Je réponds à votre article.
On y apprend que “le Vatican veut rééditer les actes du procès de Galilée pour "rafraîchir la mémoire" de ceux qui affirment le contraire et réclament toujours une "repentance" du Vatican : propos, d’après votre article, tenus par l’archevêque Gianfranco Ravasi.
Je voudrais vous dire mon étonnement.
Le Vatican veut donc rééditer les actes du procès de Galilée. Mais qu’allons-nous y trouver de nouveau par rapport à ceux que nous avons à notre disposition ?
Pendant de longues années, j’ai travaillé à cette “Affaire Galilée”. Et, dans mon ouvrage “Entre Galilée et l’Église : la Bible”, je publie la Sentence de Galilée du 22 juin 1633 ainsi que son abjuration.
Certes, cette sentence n’est pas signée par le Pape Urbain VIII, mais elle est signée par sept cardinaux, ce qui lui donne un caractère très officiel. Notons encore que la condamnation du savant à la prison fut par la suite transmuée en résidence surveillée.

Je publie donc une étude dans laquelle je reviens sur les événements historiques de l’époque et sur les diverses déclarations de Galilée et de l’Église. Cette étude se poursuit par une étude sémantique des versets utilisés par l’Église, versets qui se trouvaient en désaccord avec la nouvelle thèse du savant.
Or, dans cette étude je démontre, verset après verset, que si les traductions de la Bible avaient été fidèles aux Textes originaux hébreux et grecs, Galilée n’aurait pas été condamné pour “avoir tenu et cru une doctrine fausse et contraire aux saintes Écritures”.
Je présente cette étude depuis un an et demi. Et, tout récemment, les 8 et 9 décembre, j’ai tenu deux conférences à l’Université du Temps Disponible des villes d’Aix-en-Provence et de Marseille. En mai dernier, j’ai également présenté cet ouvrage en anglais, à Marseille.
L’année 2009 va être principalement consacrée à l’étude des astres.

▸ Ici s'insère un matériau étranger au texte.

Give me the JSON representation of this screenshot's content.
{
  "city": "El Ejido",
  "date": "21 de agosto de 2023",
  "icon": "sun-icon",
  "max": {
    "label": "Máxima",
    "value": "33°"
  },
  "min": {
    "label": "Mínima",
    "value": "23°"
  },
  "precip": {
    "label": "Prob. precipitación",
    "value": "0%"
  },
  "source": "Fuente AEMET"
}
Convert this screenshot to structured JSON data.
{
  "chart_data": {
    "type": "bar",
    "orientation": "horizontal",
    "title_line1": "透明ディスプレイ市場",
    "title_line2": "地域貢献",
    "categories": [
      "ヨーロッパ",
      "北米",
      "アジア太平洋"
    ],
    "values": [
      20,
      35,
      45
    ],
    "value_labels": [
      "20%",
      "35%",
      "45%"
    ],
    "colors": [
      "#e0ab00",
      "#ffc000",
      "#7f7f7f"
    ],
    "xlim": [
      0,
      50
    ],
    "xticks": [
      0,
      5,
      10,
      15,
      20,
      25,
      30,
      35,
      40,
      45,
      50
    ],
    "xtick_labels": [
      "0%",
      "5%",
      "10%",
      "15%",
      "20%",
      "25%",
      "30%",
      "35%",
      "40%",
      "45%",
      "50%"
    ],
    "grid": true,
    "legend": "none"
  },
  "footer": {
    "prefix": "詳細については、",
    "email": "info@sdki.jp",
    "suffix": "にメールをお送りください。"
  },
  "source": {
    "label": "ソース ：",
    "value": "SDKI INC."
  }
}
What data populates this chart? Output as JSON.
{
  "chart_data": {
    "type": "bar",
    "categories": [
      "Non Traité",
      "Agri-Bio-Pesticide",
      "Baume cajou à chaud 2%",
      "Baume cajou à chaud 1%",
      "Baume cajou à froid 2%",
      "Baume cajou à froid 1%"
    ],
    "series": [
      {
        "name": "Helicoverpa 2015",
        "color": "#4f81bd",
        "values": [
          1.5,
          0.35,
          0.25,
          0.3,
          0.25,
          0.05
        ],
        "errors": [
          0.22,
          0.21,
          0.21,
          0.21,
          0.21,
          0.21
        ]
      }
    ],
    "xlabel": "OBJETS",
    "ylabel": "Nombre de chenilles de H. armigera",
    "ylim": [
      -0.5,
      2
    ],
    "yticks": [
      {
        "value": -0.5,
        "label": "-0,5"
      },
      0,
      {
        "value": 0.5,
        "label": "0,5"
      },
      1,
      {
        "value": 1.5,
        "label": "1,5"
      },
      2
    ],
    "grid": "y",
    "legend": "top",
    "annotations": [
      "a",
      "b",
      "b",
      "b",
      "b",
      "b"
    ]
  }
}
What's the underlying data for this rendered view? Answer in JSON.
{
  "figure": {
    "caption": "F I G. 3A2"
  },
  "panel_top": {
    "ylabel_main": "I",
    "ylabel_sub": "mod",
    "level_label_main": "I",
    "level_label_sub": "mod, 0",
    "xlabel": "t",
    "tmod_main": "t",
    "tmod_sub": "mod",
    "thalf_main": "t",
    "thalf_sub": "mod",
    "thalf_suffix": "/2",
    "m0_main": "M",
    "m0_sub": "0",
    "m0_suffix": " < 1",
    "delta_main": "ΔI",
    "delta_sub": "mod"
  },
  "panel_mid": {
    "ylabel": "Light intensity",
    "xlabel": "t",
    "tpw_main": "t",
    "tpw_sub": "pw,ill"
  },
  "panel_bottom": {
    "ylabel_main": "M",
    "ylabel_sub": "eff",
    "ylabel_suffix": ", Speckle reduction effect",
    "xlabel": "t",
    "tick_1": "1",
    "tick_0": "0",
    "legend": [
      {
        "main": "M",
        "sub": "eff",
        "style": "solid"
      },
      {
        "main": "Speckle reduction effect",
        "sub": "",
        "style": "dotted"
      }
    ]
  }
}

Cependant, je souhaite qu’au cours des diverses manifestations une place soit réservée à l’astronome dans le but de faire avancer sa réhabilitation qui tarde toujours. Mais on ne pourra mettre un terme à ce conflit - si l’on veut véritablement réhabiliter le savant - qu’en revenant sur le motif erroné de sa condamnation et en en tirant la conclusion qui convient. C’est aussi ce à quoi je m’applique.
Ne serait-ce pas également - vis-à-vis de toutes les Nations qui participeront à cet événement 2009 - une bonne occasion de manifester la reconnaissance que l'on doit à ce grand savant ?
Je me tiens à la disposition des Organisations, Associations et Médias pour répondre à toutes questions que suscite cet article.
Bien cordialement,

Joël Col

Joël Col

AFFAIRE GALILÉE
Quand l’embarras crée une unité de comportement...

Introduction
Que nous soyons auteurs ou lecteurs, nous réagissons tous selon nos propres concepts, concepts qui nous conduisent à faire des analyses diverses sur des sujets donnés.
Il est des sujets qui conduisent à émettre des analyses différentes, car ils font appel à notre subjectivité.
. Si cette subjectivité est tendancieuse, elle conduira, bien souvent, au rejet pur et simple du raisonnement d’autrui.
. Si elle est bien fondée, elle permettra, par contre, d’accepter - ou tout au moins de reconnaître - la logique de raisonnement de chacun, même si cette logique débouche sur des conclusions différentes. Cette subjectivité pourra être qualifiée d’ouverture d’esprit.
Il est donc des sujets pour lesquels il est difficile d’établir une seule et même analyse, acceptée de tous, car elle fait appel à la subjectivité des uns et des autres.
Mais il est d’autres sujets qui font appel à une pure analyse de faits. De ces sujets devrait donc apparaître un consensus d’idées, à condition, toutefois, que l’objectivité ne soit pas détrônée par une subjectivité sous-jacente forte, venant d’un esprit sectaire.
L’analyse de mon étude “Entre Galilée et l’Église : la Bible” impose aux divers commentateurs de suivre des règles grammaticales et sémantiques, bien établies.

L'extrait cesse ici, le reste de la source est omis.